Marmara Üniversitesi İlahiyat Fakültesinde 1987’de Tefsir Anabilim Dalında “Kur’an’daki Tekrarlar” isimli teziyle Yüksek Lisansını, 1993’te ise Dinler Tarihi Anabilim Dalında “İlâhî Dinlerde Melek İnancı” isimli teziyle doktorasını tamamladı. Sonrası da profesör ve yürü ya kulum…
Başkanlığa atandıktan sonra kendisine verilen görevleri başarı ile yürütüyor.
***
10 Kasım’dan bir gün önce Cuma vaaz ve hutbelerinde Atatürk’ün adından dahi söz etmeyen ve ettirmeyen muhterem başkanımız 10 Kasım günü anma törenine katılmak yerine, kamuoyuna mesaj verircesine tarihçi meczubu ziyaret ediyor.
***
Merak ettim, Diyanet İşleri Başkanlığının görevlerine baktım. Kendi sitesinde bakın ne diyor?
“Diyanet İşleri, ‘din işlerini yürütme kurulu’ adıyla cumhuriyetin ilanından sonra kurulmuştur. (Atatürk tarafından) Diyanet İşleri Başkanlığı, laiklik kapsamında devlete sadece bilgilendirme sunmakta ve görüş bildirmektedir. Diyanet İşleri resmi bir kurum olarak din işlerini yürütmekle mükelleftir.

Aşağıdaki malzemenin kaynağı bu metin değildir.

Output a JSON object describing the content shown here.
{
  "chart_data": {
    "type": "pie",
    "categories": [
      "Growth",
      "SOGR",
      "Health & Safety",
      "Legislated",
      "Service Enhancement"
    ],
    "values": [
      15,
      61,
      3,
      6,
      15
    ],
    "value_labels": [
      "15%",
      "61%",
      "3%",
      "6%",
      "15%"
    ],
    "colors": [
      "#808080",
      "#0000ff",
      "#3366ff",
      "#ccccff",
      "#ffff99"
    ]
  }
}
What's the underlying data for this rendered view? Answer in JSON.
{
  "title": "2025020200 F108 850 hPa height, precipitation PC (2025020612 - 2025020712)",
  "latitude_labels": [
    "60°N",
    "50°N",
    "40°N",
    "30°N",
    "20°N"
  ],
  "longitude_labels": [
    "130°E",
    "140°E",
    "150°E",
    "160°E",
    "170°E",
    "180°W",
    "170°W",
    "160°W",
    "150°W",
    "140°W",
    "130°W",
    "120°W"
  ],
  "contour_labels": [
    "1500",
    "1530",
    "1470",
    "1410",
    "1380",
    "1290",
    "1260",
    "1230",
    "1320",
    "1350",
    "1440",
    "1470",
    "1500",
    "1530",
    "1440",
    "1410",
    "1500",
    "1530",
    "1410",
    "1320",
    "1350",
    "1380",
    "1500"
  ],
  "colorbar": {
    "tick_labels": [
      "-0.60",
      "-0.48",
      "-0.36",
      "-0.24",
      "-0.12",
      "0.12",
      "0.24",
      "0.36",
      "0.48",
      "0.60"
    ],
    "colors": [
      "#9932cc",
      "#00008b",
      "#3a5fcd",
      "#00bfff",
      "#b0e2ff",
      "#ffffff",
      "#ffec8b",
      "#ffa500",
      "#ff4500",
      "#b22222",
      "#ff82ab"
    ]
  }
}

Diyanet İşleri, din ile ilgili işlerin istişare edilmesi, karara bağlanması, yayınlanması, din kurumlarının yönetmeliği, tüzüğü, kanuna uygunluğu ile ilgili düzenlemeler oluşturmaktadır”
Özetlemek gerekirse Diyanet İşleri Başkanlığı;
*Dini sorunların çözümünde görev alır.
*Dini soruların cevaplandırılmasını sağlar.
*Dini konularda halkın aydınlatılmasını sağlar.
*Halkın dini ihtiyaçlarının karşılanmasını sağlar.
*Din kurumlarını yönetir ve yönlendirir.
*Eğitimde içerik hazırlar ve geliştirir.
*Din merkezlerine memurlar atar.
*Dini günlerin ve namaz saatlerinin duyurulmasında görev alır.
*Ramazan etkinliklerinin ve kurban etkinliklerinin yapılmasında görev alır.
*Cami ve kursların açılışlarına izin verir ve destekler.
*Ulusal, yerel ve uluslararası dini yayınların yapımında izin verir ve destekler.
*Cuma namazlarında hutbelerin içeriklerini düzenler.
*Din görevlilerin istihdam edilmesini ve memuriyetlerini düzenler.
*Hac ve umre organizasyonları yapar.
*İnsani yardım amacıyla organizasyonlar yapar.
*Eğitim, sağlık, güvenlik, barınma ihtiyaçlarını karşılar.
***
Peki Diyanet İşleri Başkanı’nın, Cumhuriyetin Kurucusu, lider, önder, kurtarıcı, dünyanın saygı duyduğu Mustafa Kemal Atatürk’e her fırsatta dil uzatarak hakaret eden, bunu bildiği halde bu meczubu, üstelik o’nun ölüm yıldönümünde, 10 Kasım günü ziyaret etme görevi hangi kitaplarda yazılı? Ya da bu görevi size kim verdi? Sizin bir ton göreviniz varken, gerekli olmadığı halde, kendinize görevden vazife çıkarmanıza, halkın aklı ile alay etmenize, ahalinin gösterdiği tepki az bile. Halkın; sizin bu kutsal görevinizden istifanızı istemesini doğal karşıladığınızı ve gereğini yapacağınıza inanıyorum.
Şayet bunu yapmazsanız, artık benim ve benim gibi düşünenlerin Diyanet İşleri Başkanı olamazsınız. Dileğim; yaptığınız bu ziyaretin hesabını bu dünyada vereceğinize inanmadığım için, Allah huzurunda öbür dünyada verirsiniz.